Railway station in Warsaw, Poland

Warszawa Powiśle, in English Warsaw Powiśle, is an urban railway station in Warsaw, Poland. Located in the neighborhood of Powiśle in borough of Śródmieście (Downtown), stretching between Aleje Jerozolimskie near Rondo Charles'a de Gaulle'a (high-level entrance), and the intersection of Aleja 3 Maja and ul. Kruczkowskiego (low-level entrance).

== Details ==
The station sits on a rail embankment extending from the terrace of the Vistula river on which the city centre is built, ending at its western side with the entrance to the Cross-City tunnel. The station has two side platforms flanking the suburban tracks of the Warsaw Cross-City Line used by the regional and suburban trains run by Masovian Railways and Rapid Urban Railway (Warsaw). The mainline tracks can be seen from the station. They are located behind a fence, which extends for the length of the station. The station building was designed in 1955, by architects Arseniusz Romanowicz and Piotr Szymaniak. The location allows for convenient transfers to city trams and buses serving the eastern part of the city centre.
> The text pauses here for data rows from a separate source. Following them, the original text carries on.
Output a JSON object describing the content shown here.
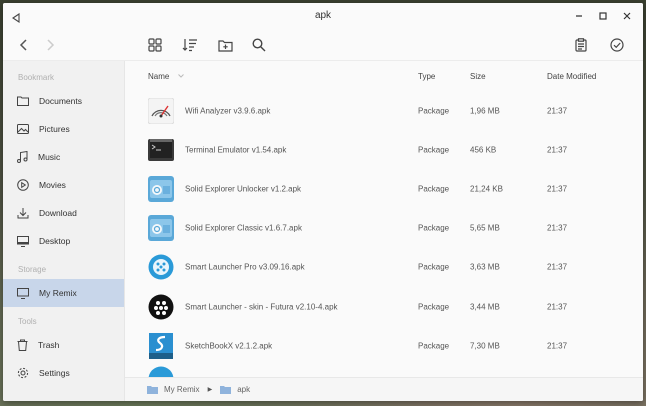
{
  "window": {
    "title": "apk"
  },
  "sidebar": {
    "sections": [
      {
        "label": "Bookmark"
      },
      {
        "label": "Storage"
      },
      {
        "label": "Tools"
      }
    ],
    "items": [
      {
        "label": "Documents",
        "icon": "folder-icon"
      },
      {
        "label": "Pictures",
        "icon": "image-icon"
      },
      {
        "label": "Music",
        "icon": "music-icon"
      },
      {
        "label": "Movies",
        "icon": "play-circle-icon"
      },
      {
        "label": "Download",
        "icon": "download-icon"
      },
      {
        "label": "Desktop",
        "icon": "monitor-icon"
      },
      {
        "label": "My Remix",
        "icon": "monitor-icon",
        "active": true
      },
      {
        "label": "Trash",
        "icon": "trash-icon"
      },
      {
        "label": "Settings",
        "icon": "gear-icon"
      }
    ]
  },
  "table": {
    "headers": {
      "name": "Name",
      "type": "Type",
      "size": "Size",
      "date": "Date Modified"
    },
    "rows": [
      {
        "name": "Wifi Analyzer v3.9.6.apk",
        "type": "Package",
        "size": "1,96 MB",
        "date": "21:37",
        "icon": "wifi-analyzer-icon"
      },
      {
        "name": "Terminal Emulator v1.54.apk",
        "type": "Package",
        "size": "456 KB",
        "date": "21:37",
        "icon": "terminal-icon"
      },
      {
        "name": "Solid Explorer Unlocker v1.2.apk",
        "type": "Package",
        "size": "21,24 KB",
        "date": "21:37",
        "icon": "solid-explorer-icon"
      },
      {
        "name": "Solid Explorer Classic v1.6.7.apk",
        "type": "Package",
        "size": "5,65 MB",
        "date": "21:37",
        "icon": "solid-explorer-icon"
      },
      {
        "name": "Smart Launcher Pro v3.09.16.apk",
        "type": "Package",
        "size": "3,63 MB",
        "date": "21:37",
        "icon": "smart-launcher-icon"
      },
      {
        "name": "Smart Launcher - skin - Futura v2.10-4.apk",
        "type": "Package",
        "size": "3,44 MB",
        "date": "21:37",
        "icon": "smart-launcher-dark-icon"
      },
      {
        "name": "SketchBookX v2.1.2.apk",
        "type": "Package",
        "size": "7,30 MB",
        "date": "21:37",
        "icon": "sketchbook-icon"
      }
    ]
  },
  "pathbar": {
    "segments": [
      "My Remix",
      "apk"
    ]
  },
  "colors": {
    "accent": "#c8d6ea",
    "folder": "#8fb3dc"
  }
}
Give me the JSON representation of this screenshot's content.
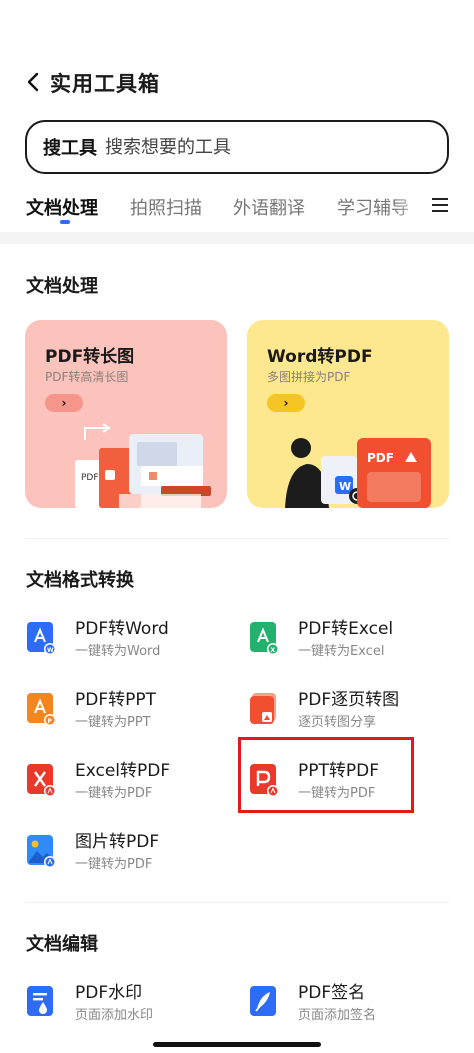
{
  "header": {
    "title": "实用工具箱"
  },
  "search": {
    "label": "搜工具",
    "placeholder": "搜索想要的工具"
  },
  "tabs": [
    {
      "label": "文档处理",
      "active": true
    },
    {
      "label": "拍照扫描",
      "active": false
    },
    {
      "label": "外语翻译",
      "active": false
    },
    {
      "label": "学习辅导",
      "active": false
    }
  ],
  "sections": {
    "doc_processing": {
      "title": "文档处理"
    },
    "format_convert": {
      "title": "文档格式转换"
    },
    "doc_edit": {
      "title": "文档编辑"
    }
  },
  "feature_cards": [
    {
      "title": "PDF转长图",
      "subtitle": "PDF转高清长图",
      "arrow": "›",
      "art_label": "PDF",
      "color": "#fcc3bd"
    },
    {
      "title": "Word转PDF",
      "subtitle": "多图拼接为PDF",
      "arrow": "›",
      "art_label": "PDF",
      "art_word": "W",
      "color": "#fde890"
    }
  ],
  "convert_tools": [
    {
      "name": "PDF转Word",
      "desc": "一键转为Word",
      "icon": "pdf-to-word-icon",
      "color": "#2f6cf6"
    },
    {
      "name": "PDF转Excel",
      "desc": "一键转为Excel",
      "icon": "pdf-to-excel-icon",
      "color": "#23b26d"
    },
    {
      "name": "PDF转PPT",
      "desc": "一键转为PPT",
      "icon": "pdf-to-ppt-icon",
      "color": "#f5861f"
    },
    {
      "name": "PDF逐页转图",
      "desc": "逐页转图分享",
      "icon": "pdf-page-to-image-icon",
      "color": "#f0502f"
    },
    {
      "name": "Excel转PDF",
      "desc": "一键转为PDF",
      "icon": "excel-to-pdf-icon",
      "color": "#e8392b"
    },
    {
      "name": "PPT转PDF",
      "desc": "一键转为PDF",
      "icon": "ppt-to-pdf-icon",
      "color": "#e8392b",
      "highlighted": true
    },
    {
      "name": "图片转PDF",
      "desc": "一键转为PDF",
      "icon": "image-to-pdf-icon",
      "color": "#2f8cf6"
    }
  ],
  "edit_tools": [
    {
      "name": "PDF水印",
      "desc": "页面添加水印",
      "icon": "pdf-watermark-icon",
      "color": "#2f6cf6"
    },
    {
      "name": "PDF签名",
      "desc": "页面添加签名",
      "icon": "pdf-signature-icon",
      "color": "#2f6cf6"
    }
  ],
  "colors": {
    "accent": "#2f6cf6",
    "highlight_border": "#e11a1a"
  }
}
The station is used for passing mainline trains, when there are engineering works on the mainline. Suburban trains may skip the station and use the mainline tracks, if there are engineering works on the suburban tracks. There is no connection between the suburban and mainline tracks at the station or immediately before or after it.

== The café-bar ==
In 2009, the club-and-restaurant company Grupa Warszawa opened a café-bar in the station's renovated former ticket office rented from the Polish State Railways. The bar has become one of the most popular venues in Warsaw. In 2013, Gazeta Wyborcza called the Warszawa Powiśle one of the "10 pubs that changed Warsaw."